Suppose $f: [0,1] \rightarrow [0,1] $ and $f(x) \leq \int_0^x \sqrt{f(t)}dt$. Show that $f(x) \leq x^2$ for all $x \in [0,1]$. 
Let  $f(x): [0,1] \rightarrow [0,1] $ such that $f(x) \leq \int_0^x \sqrt{f(t)}\,dt$. Show that $f(x) \leq x^2$ for all $x \in [0,1]$. 

I tried reiterating the inequality, obtaining $f(x) \leq \int_0^x1dt = x; f(x) \leq \int_0^x \sqrt{t}dt = \frac{2}{3}x^{3/2}$ etc... While it's easy to see that the exponent of $x$ tends to $2$, it's more difficult to show that the coefficient is $1$. Can somebody help me? 
 A: I assume that $f$ is Lebesgue integrable along with the other hypotheses.

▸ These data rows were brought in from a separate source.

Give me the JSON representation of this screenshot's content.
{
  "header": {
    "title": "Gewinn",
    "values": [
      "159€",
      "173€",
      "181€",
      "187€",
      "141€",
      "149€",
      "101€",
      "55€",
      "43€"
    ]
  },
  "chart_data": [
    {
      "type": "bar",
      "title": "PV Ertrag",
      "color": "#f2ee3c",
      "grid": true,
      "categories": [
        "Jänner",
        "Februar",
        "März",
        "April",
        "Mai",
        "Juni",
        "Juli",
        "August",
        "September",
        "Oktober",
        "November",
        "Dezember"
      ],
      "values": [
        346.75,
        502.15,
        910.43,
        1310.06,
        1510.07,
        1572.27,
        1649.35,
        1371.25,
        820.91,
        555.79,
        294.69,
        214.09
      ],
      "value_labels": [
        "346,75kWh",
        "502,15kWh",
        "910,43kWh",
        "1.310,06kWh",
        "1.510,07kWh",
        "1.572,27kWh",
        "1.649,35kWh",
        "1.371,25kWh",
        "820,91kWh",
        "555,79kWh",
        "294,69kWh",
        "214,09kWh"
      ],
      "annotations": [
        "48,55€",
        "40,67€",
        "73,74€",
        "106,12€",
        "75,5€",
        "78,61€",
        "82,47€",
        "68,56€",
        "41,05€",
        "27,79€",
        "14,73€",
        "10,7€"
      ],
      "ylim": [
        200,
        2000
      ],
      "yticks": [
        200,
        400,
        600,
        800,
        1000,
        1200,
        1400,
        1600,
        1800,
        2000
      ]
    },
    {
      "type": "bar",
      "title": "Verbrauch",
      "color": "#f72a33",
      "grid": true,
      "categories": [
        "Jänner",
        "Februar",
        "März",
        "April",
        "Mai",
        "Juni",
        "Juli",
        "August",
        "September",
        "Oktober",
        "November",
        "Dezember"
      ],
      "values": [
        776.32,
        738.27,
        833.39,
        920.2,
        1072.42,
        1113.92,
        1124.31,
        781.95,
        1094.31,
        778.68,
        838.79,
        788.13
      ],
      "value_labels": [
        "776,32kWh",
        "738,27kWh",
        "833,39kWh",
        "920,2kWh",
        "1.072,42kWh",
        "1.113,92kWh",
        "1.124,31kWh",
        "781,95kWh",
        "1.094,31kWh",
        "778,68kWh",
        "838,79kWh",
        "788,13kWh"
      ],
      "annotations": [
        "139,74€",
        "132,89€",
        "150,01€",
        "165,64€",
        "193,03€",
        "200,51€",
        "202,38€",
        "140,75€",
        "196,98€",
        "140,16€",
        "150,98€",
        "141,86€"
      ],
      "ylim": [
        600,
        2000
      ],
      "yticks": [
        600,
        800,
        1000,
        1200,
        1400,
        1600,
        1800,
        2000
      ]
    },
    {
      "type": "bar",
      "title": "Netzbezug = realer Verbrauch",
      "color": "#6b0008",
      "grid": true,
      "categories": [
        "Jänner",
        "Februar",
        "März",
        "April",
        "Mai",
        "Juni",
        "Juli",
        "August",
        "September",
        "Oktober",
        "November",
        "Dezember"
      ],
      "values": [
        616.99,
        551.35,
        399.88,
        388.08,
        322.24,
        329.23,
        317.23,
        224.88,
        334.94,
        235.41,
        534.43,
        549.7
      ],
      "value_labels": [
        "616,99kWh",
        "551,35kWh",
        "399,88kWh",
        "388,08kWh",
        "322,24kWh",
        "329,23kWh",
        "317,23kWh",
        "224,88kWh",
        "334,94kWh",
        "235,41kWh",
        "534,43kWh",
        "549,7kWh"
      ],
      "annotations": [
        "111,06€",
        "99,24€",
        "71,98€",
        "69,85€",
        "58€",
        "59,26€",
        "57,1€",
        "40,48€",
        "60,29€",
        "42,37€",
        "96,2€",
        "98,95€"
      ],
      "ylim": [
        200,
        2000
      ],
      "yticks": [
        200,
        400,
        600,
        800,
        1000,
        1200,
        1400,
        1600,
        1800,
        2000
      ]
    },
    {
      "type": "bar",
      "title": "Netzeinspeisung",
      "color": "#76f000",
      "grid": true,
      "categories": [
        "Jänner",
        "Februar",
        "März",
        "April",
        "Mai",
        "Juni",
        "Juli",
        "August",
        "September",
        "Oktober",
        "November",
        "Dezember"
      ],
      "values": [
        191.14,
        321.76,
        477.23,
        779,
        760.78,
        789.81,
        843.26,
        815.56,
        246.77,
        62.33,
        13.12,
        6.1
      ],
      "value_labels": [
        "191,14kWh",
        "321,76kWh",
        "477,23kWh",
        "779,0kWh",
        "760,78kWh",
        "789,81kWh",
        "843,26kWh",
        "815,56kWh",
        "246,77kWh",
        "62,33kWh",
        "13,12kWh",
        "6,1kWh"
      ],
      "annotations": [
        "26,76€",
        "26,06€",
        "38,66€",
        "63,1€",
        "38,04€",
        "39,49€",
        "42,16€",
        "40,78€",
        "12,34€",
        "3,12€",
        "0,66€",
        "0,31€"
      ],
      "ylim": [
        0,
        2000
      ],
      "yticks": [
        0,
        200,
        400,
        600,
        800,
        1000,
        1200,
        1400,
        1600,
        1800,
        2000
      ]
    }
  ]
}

Let $x\in [0,1].$ Let $M_x$ be the supremum of $f$ over $[0,x].$ If $M_x=0,$ there is nothing to prove. So assume $M_x>0.$ Let $0<\epsilon< M_x.$ Choose $x_\epsilon\in [0,x]$ such that $f(x_\epsilon) > M_x-\epsilon.$ Then
$$M_x-\epsilon < f(x_\epsilon) \le \int_0^{x_\epsilon}\sqrt {f(t)}\,dt \le x\sqrt{M_x}.$$
Now let $\epsilon\to 0^+$ to see $M_x\le x\sqrt{M_x},$ which implies $\sqrt{M_x}\le x.$ Squaring, we see $f(x)\le M_x\le x^2,$ giving the result.
A: Suppose $b_{n+1}=\frac 12(b_n+2)$ and $a_{n+1}=\frac{a_n^{1/2}}{b_{n+1}}$, then $f(x) \le a_nx^{b_n}\Rightarrow f(x)\le a_{n+1}x^{b_{n+1}}$. As you showed, $f(x)\le a_0x^{b_0}$ where $a_0=b_0=1$. To solve the recurrence for $b_n$ put $B_n=2^{n}b_n$ and notice $b_{n+1}-\frac 12b_n=1\Rightarrow 2^{n+1}b_{n+1}-2^{n}b_n=B_{n+1}-B_n=2^{n+1}$, summing over $n$ gives $B_{N}-B_0=\sum_{n=0}^{N-1} 2^{n+1}=2^{N+1}-2$ and therefore $b_{N}=2^{-N}(2^{N+1}-2+b_0)=2-2^{-N}$. The $b_n$'s are increasing, so $\frac 1{b_n}$ is a decreasing sequence. Assume $a_{n+1}\le a_n$ so $a_{n+1}^{1/2}\le a_n^{1/2}$ and hence $a_{n+2}=\frac{a_{n+1}^{1/2}}{b_{n+2}} \le \frac{a_{n}^{1/2}}{b_{n+1}}=a_{n+1}$. Because $a_1=\frac 23\le 1 =a_0$, this holds for $n=0$ and induction shows $a_n$ is a decreasing sequence bounded below by $0$, thus has a limit $a$. Taking this limit shows $a=a^{1/2}/2$ because $b_n\to 2$, and therefore $a=1/4$. Finally, $f(x)\le a_nx^{b_n}\to \frac 14x^2$.